Enviada em 03/09/2020

A Declaração Universal dos Direitos Humanos, promulgada pela ONU em 1948, afirma que todo ser humano possui direito a condições mínimas de vida, independentemente de seu estado social ou econômico. Entretanto, tal determinação não é prontamente cumprida no Brasil, pois, quando se trata da população carcerária, há um total desrespeito com esses indivíduos, devido a uma série de fatores, dentre eles o desacato estatal para estabelecer condições mínimas de moradia e o conseguinte dano emocional aos presidiários.

Em primeira análise, em sua obra “A República”, o filósofo Platão afirma que o ato de governar é a garantia do bem-estar máximo de uma população regida por um Estado. Contudo, no que tange à infraestrutura básica dos presídios brasileiros, essa definição não é cumprida, visto que, em grande parte deles, a quantidade máxima de pessoas comportadas é excedida em números astronômicos, o que decorre em condições de vida extremamente precárias, visto que, por exemplo, é quase impossível ter acesso à higiene privada ou a uma noite de sono razoável.

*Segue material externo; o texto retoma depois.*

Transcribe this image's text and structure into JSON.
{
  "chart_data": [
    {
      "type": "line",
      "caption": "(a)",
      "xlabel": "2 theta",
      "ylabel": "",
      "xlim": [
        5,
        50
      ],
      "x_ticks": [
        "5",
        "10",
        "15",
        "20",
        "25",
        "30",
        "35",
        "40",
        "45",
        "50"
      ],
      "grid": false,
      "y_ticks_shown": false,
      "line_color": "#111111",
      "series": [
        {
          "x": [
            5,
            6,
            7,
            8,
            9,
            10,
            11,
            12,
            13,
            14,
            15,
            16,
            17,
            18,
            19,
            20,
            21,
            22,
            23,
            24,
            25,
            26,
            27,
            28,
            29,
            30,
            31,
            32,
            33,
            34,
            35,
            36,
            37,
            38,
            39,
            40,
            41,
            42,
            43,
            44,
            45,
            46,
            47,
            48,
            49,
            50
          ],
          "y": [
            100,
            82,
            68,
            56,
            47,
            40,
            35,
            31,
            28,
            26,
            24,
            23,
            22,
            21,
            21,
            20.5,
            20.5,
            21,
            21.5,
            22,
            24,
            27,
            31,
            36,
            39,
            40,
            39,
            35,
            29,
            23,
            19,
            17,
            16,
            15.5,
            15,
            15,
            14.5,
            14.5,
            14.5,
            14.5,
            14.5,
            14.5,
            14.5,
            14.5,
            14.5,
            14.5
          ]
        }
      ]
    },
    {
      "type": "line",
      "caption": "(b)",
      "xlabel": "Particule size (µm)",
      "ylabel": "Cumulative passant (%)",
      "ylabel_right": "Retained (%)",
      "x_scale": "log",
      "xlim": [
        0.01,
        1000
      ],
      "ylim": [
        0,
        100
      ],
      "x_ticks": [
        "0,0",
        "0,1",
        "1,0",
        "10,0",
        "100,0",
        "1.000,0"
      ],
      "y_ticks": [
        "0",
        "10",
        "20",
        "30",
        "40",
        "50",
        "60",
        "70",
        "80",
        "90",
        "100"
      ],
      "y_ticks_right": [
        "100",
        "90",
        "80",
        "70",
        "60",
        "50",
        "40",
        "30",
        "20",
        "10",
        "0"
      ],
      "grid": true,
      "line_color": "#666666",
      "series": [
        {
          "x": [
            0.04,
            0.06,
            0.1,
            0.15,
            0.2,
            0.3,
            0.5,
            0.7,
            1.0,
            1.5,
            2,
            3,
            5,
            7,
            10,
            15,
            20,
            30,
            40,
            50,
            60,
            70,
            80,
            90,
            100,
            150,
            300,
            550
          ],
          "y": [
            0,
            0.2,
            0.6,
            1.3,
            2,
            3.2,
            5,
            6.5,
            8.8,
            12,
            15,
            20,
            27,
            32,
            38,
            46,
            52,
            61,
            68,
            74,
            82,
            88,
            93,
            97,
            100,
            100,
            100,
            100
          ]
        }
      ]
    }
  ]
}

Fatores assim, acima de tudo, podem prejudicar permanentemente a vida do detento, já que acarretam problemas emocionais e de saúde que podem se prolongar por anos, fatos esses comprovados por levantamentos feitos pelo G1, que indicam que, em 2019, os presídios comportavam cerca de 1,7 vezes o seu valor total.

Concomitante a isso, o abalo psicológico causado pelo encarceramento é evidente. Em sua obra “Capitães da Areia”, o escritor Jorge Amado retrata, em um capítulo, os delírios aos quais o protagonista, Pedro Bala, passa após ser preso em condições deploráveis, o qual, em alguns momentos, beira a completa insânia. Fora da ficção, esse é, infelizmente, o retrato de vários detentos no Brasil, que, devido a forma hostil como são tratados pelos agentes penitenciários e até pelos outros enclausurados, junto ao ambiente precário em que estão detidos, desenvolvem fobias e traumas que, quando não levados para o resto da vida, perduram por anos até serem apagados.

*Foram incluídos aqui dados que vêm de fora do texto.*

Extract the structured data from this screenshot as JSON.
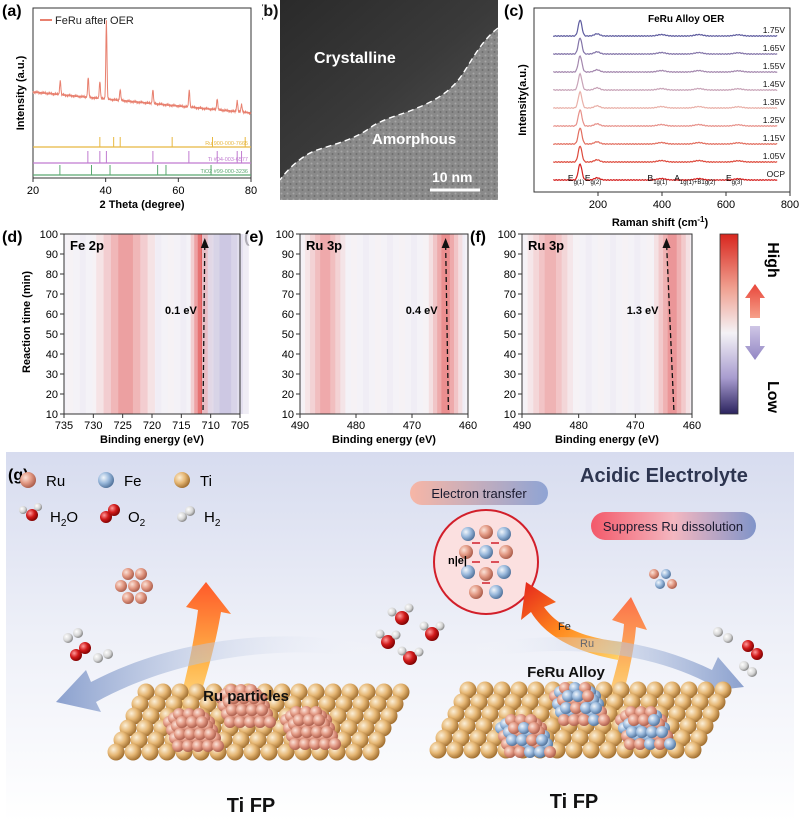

É necessário, dessarte, a reversão do estado crítico ao qual o Brasil se encontra. Nessa lógica, cabe ao Estado tanto aprovar a aumento de verba para construção e reforma de presídios, obtida pela renda gerada pelos próprios detentos por meio de trabalhos de meio período, quanto formar uma rede de psicólogos pública especializada na vida carcerária, por meio de uma opção de especialização disponibilizada nas faculdades da área, a qual atuará diretamente com os detentos, ambas as atitudes tomadas para melhorar a vida desses cidadãos e, assim, a realidade brasileira esteja um passo mais próxima dos direitos que a ONU instituiu há mais de meio século.